I missed out on a substantial amount of conference activities and face-to-face networking opportunities, but did have the benefit of briefly being there in the first place. Combining that experience with being able to attend the first live webcast of an MLA plenary at 7am with my son while semi-mini-blogging about it on Twitter was somewhat surreal. Thanks to the careful logging eye of the Emerging Technologies Librarian, I found out I talk way too much even when I'm getting breakfast wrapped up and everyone out the door for work & the school bus (lunches were packed at 6:30 am) then telecommute by working on my web class design in Moodle for the rest of the day. Sorry, housecleaning in heels and pearls was not on the agenda then or ever.
I'm only becoming more fascinated by all the discussion about change in the medlib field especially where the integration of recent communication technology with our work is concerned. Strip the 'Web 2.0' jargon and that's all it comes down to. Since I'm completely new perhaps I don't quite understand the full history and context, but what exactly is the big deal here? We as a society have put on our pants, picked up the phone, then took our phones everywhere with us to connect with others. How is this any different?
Then I read posts regarding how this year's face-to-face conference experience is apparently quite different than the norm and I have to take a step back. Lucretia McClure, whom I had no problem stopping in the hall to introduce myself and take a picture with then walked hand-in-hand with her into the Bearded Pigs gig, said at the New Members Breakfast that she didn't know another person at her first conference.
That was anything but the case for me, not only due to the rather strange combination of real life connections I have in both Texas and the Pacific Northwest, but because I talk too much on Twitter. There was a whole legion of people planning to be in Chicago who actually wanted to spend their valuable time meeting this total newbie. I've been involved in online communities since the early 1990s so I know how that online to face-to-face meeting dynamic goes, however this is the first time that I have been the newbie not only as far as the communication medium but the entire field to begin with.
I have never felt so simultaneously intimidated (the knowledge/experience factor) yet comfortable in a community as I did whenever I was with one or more of them. They offered me cash (I had lost my debit card), drinks, conversation, and even called out to me to connect when I was unaware of who they were in the massive sea of humanity at our conference. I still hate that I wasn't able to connect with several of them. I'm fairly certain that, like Lucretia McClure, I have met people at my first conference that are going to be my friends for life.
However, I'm not satisfied by this.
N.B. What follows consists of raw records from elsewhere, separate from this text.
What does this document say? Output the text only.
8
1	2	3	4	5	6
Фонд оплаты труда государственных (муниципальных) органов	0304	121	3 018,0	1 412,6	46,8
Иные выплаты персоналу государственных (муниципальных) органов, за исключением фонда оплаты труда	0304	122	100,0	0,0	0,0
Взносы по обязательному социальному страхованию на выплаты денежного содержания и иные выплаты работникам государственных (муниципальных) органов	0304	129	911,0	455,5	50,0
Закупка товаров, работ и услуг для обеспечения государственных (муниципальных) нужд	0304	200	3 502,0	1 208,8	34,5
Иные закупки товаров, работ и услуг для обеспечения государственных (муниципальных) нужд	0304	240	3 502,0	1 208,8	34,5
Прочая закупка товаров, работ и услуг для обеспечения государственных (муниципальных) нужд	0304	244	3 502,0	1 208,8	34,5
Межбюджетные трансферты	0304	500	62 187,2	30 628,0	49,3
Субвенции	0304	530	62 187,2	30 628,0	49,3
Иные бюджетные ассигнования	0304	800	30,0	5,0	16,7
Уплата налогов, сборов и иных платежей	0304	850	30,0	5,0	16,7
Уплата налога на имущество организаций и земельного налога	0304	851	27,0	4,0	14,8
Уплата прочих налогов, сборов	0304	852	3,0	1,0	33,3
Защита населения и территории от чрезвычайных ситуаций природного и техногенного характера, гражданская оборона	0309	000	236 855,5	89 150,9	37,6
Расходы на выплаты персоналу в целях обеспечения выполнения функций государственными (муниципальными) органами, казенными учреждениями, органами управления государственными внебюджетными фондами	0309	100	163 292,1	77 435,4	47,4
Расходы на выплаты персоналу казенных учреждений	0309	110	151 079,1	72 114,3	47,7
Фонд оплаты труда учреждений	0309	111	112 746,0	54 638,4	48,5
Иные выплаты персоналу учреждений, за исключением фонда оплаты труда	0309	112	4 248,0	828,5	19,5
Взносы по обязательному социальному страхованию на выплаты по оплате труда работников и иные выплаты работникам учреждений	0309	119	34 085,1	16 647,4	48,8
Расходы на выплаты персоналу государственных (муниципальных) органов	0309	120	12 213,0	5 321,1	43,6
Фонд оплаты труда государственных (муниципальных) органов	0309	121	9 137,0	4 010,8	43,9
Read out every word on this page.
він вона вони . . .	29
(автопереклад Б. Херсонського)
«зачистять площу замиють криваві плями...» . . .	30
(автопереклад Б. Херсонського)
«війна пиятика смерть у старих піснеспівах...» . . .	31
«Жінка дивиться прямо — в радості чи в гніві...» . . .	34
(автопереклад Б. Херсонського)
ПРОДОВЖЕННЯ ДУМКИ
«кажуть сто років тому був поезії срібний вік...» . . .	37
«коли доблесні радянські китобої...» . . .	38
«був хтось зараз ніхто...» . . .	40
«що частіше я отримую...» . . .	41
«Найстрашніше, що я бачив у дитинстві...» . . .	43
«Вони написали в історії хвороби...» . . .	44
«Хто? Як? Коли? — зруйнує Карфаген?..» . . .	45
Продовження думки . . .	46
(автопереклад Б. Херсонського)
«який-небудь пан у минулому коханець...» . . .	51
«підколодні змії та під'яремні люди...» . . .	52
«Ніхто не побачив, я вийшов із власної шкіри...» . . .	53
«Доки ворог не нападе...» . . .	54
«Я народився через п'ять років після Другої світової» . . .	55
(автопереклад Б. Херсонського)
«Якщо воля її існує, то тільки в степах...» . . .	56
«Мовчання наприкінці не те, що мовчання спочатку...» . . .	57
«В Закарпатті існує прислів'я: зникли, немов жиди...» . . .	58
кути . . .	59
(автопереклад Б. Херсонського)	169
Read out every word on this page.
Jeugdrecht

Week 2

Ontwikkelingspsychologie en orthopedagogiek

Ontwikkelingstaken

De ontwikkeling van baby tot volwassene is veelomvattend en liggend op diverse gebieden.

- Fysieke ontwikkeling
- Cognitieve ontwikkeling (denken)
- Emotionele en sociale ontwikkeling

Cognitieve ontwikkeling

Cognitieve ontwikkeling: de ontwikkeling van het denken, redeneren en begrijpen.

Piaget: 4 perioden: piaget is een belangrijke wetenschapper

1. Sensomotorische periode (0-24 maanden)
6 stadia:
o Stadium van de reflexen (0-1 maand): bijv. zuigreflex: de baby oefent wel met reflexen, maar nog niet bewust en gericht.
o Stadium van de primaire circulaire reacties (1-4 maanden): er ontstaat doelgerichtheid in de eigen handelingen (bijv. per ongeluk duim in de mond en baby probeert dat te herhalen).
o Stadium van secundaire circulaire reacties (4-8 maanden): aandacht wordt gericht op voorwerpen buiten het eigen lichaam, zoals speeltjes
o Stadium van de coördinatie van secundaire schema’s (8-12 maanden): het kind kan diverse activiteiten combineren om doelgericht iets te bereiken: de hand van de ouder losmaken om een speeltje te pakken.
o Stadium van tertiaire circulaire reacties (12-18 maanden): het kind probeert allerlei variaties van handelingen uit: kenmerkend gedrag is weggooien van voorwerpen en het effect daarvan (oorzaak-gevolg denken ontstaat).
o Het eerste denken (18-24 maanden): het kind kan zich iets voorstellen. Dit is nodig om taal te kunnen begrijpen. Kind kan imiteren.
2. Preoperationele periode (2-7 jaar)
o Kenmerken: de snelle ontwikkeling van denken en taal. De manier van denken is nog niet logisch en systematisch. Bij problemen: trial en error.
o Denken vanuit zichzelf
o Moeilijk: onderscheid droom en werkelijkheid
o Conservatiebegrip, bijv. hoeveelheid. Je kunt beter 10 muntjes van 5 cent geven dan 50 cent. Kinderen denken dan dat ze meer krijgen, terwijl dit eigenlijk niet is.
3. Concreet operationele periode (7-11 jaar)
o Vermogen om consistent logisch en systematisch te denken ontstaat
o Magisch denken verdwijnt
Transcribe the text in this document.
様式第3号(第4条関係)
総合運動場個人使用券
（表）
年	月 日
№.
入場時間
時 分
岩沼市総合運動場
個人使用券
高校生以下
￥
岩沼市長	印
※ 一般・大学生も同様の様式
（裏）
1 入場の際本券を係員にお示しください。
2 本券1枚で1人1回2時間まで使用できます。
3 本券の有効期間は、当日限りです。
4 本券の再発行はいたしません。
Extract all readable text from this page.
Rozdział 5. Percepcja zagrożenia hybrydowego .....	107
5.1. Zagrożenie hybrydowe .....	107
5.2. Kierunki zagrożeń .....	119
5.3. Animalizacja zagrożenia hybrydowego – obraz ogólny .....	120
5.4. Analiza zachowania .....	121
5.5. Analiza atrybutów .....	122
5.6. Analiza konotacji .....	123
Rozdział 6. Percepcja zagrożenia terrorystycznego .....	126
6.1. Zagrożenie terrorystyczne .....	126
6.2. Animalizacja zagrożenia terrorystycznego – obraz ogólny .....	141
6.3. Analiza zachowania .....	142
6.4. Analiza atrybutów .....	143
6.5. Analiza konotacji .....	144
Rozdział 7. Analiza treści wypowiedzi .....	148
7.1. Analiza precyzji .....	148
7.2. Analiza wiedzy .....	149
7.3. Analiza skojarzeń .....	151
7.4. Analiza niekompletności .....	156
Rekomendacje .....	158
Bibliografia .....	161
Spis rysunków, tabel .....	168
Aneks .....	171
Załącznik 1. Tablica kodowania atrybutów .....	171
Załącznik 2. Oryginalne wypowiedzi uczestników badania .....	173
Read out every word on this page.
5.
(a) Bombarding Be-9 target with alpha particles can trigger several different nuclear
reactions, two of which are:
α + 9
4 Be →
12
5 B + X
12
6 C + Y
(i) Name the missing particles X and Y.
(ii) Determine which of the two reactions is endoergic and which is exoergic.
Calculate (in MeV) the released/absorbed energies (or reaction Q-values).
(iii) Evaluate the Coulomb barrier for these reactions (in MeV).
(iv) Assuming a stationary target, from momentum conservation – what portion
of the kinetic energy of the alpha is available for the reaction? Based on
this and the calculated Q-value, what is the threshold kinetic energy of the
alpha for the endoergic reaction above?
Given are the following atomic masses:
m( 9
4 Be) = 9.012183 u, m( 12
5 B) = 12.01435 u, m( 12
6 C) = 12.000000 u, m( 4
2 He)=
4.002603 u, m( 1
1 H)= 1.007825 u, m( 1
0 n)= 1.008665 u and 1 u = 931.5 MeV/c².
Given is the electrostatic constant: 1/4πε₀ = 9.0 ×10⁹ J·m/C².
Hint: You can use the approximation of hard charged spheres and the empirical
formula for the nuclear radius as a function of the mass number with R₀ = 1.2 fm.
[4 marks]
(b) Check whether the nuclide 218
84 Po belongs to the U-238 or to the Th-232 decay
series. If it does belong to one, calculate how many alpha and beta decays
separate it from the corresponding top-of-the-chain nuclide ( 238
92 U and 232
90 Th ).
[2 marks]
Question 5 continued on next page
The plenary webcast is a start, but what's next? Where is a collective online community for our organization that integrates all communication methods and honestly welcomes new member participation and leadership? I know for a fact there are plenty of other bright medlibs out there who aren't involved nor feel particularly welcome, but we need the collective strength of everyone and not just yearly conference attendees. Geographic location, family commitments, funding (even driving instead of flying is too expensive now!), time off from our jobs, and our own organization's infrastructure not only challenges community-building but in some cases actively discourages it.
We promote anytime/anywhere access to information and resources in the most efficient way possible for our users, and I want to be part of whatever it takes to do the same for our own organization plus encourage this vital sense of community. I have other online community friends of 8+ years I have never met yet we're closer than family. My dear mentor has given me everything with a fellowship for my education and has asked for nothing. The time for me to give back and have the most effective and lasting impact is now. Highly ambitious words for a 3-week-old, I know, but it's a vision I have and can't let die.